Florida's legislature is on its way to passing one of the most comprehensive packages yet seen at the state level to limit women's options for abortion.
After Republican members of the Florida House pushed through six bills on Wednesday that would limit access to abortions for women and teens within the state, the Florida Senate on Thursday afternoon passed its version of two of the measures -- a bill and a proposed constitutional amendment that would ban the use of public and insurance exchange money for abortions, the Associated Press reports.
The six abortion bills passed through the House would require women to have an ultrasound before terminating any pregnancy, place additional requirements on teens seeking abortions, and restrict the use of state money to pay for insurance plans that cover abortion.
Under the ultrasound bill, all women seeking abortions in Florida will be required to have an ultrasound, though women who can show proof of sexual assault -- a police report or restraining order -- would be exempt.
The ultrasound bill passed through both chambers last year but was vetoed by then-Gov. Charlie Crist (R). It is now expected to pass through the Senate and be signed by Gov. Rick Scott (R).

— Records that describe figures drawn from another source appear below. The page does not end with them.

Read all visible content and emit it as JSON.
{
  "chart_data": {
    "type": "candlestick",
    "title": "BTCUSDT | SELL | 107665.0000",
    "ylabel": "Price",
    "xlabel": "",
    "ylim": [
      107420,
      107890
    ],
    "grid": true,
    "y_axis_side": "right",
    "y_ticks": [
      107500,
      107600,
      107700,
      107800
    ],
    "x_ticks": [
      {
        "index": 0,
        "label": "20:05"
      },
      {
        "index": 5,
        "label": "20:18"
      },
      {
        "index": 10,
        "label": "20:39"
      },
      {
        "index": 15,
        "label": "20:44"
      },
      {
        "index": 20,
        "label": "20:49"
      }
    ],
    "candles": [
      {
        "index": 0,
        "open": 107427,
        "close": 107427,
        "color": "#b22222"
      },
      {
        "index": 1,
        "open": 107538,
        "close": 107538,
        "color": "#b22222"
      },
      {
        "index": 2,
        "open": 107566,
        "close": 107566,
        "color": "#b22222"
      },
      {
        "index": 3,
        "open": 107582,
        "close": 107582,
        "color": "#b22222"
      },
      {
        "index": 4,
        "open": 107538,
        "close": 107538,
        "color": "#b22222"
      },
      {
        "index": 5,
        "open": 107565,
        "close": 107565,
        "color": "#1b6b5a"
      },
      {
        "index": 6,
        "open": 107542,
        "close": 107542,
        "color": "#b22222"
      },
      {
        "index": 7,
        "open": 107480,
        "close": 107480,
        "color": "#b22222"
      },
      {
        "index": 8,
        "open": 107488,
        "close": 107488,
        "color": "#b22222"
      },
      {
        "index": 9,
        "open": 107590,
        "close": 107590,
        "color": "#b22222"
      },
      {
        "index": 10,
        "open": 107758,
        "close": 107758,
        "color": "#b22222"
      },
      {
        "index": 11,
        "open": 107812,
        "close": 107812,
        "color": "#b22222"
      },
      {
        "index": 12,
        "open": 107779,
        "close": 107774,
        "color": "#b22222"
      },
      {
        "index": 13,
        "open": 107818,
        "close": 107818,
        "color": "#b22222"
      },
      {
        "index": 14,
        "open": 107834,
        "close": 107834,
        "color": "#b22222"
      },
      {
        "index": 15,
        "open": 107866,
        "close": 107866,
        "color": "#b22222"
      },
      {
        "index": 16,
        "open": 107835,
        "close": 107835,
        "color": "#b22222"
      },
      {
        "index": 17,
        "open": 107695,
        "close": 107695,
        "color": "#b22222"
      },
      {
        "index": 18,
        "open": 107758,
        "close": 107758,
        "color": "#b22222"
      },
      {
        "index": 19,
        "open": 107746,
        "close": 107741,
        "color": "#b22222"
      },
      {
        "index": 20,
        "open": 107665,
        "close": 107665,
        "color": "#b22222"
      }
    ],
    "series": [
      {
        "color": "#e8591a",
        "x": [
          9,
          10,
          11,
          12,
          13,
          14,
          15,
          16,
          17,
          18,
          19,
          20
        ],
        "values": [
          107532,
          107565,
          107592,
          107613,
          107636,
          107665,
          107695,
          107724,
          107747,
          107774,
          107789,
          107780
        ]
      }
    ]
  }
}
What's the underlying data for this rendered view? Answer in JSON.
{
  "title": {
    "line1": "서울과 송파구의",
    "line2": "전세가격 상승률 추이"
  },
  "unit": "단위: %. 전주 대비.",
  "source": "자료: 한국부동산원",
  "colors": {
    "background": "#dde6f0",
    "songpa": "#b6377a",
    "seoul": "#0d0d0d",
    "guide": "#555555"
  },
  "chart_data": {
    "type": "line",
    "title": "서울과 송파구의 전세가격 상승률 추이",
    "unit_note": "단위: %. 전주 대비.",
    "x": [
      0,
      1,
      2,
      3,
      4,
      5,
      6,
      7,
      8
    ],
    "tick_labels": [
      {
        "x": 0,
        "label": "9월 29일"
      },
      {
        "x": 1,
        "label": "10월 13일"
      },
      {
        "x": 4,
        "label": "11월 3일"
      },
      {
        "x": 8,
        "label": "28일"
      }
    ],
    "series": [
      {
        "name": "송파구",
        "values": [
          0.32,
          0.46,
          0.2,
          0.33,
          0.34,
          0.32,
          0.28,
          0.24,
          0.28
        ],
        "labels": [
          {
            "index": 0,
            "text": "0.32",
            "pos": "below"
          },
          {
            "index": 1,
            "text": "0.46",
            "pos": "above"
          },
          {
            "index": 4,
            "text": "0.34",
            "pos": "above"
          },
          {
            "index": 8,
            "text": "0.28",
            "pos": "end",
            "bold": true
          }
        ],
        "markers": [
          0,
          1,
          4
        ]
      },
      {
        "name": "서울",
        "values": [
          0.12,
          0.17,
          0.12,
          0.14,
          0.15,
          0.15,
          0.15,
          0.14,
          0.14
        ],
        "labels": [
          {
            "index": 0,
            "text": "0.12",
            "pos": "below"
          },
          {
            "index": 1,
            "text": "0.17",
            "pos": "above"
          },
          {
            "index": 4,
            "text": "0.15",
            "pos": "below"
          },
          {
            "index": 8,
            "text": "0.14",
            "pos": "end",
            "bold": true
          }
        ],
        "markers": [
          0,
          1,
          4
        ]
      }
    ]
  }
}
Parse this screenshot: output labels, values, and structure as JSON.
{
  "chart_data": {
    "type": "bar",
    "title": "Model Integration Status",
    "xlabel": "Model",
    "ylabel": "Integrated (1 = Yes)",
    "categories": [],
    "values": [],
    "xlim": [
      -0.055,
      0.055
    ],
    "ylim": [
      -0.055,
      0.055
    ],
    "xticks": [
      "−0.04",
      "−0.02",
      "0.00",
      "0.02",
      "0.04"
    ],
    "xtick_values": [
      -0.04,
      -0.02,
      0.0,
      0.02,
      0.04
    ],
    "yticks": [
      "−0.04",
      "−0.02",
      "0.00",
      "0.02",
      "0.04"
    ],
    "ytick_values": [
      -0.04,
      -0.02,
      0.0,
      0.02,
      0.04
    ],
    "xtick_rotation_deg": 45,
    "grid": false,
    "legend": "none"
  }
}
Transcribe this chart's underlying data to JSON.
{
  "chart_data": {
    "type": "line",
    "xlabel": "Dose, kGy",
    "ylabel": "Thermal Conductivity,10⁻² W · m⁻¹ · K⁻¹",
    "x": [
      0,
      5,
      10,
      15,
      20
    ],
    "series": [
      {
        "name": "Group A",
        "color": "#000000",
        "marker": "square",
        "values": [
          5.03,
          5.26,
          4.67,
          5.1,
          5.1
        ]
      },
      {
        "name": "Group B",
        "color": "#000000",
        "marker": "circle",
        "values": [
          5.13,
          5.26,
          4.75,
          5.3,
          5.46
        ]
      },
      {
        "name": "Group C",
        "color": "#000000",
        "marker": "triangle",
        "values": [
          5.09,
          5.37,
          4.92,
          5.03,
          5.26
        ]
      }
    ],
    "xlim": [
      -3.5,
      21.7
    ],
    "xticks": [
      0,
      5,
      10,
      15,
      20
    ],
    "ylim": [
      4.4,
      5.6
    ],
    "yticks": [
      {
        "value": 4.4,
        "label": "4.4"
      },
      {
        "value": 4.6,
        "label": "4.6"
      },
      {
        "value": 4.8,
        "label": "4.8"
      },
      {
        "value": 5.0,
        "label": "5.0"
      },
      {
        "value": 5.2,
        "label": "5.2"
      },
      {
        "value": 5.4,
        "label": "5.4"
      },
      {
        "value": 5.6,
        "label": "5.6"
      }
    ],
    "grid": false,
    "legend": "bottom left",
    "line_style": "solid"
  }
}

Other legislation to pass included a bill that would make it more difficult for teens who don’t want to inform their parents they are getting an abortion to seek a waiver from circuit court, as well as a bill redirecting the "Choose Life" license plate proceeds from the counties to the organization ChooseLife.org.
Florida's package also includes a bill that would ban abortions after the fetus is viable – or can sustain life outside the womb with or without assistance – or after the third trimester. The time of viability is a much debated issue. Nebraska passed a law last year restricting abortions after 20 weeks because it is believed a fetus can feel pain at that point.
Florida is just one of many states making abortion a focal point in legislation. According to the Guttmacher Institute, a sexual and reproductive health research institute, legislators around the country introduced 916 pieces of legislation related to reproductive health since the beginning of 2011.
In Indiana, both chambers passed a bill making abortion regulations tighter and cutting off funding to the Planned Parenthood. The bill awaits Gov. Mitch Daniels's signature.
By the end of March, seven states had enacted laws that extended waiting periods for women seeking abortions, limited private insurance abortions, and created stricter guidelines for abortion clinics.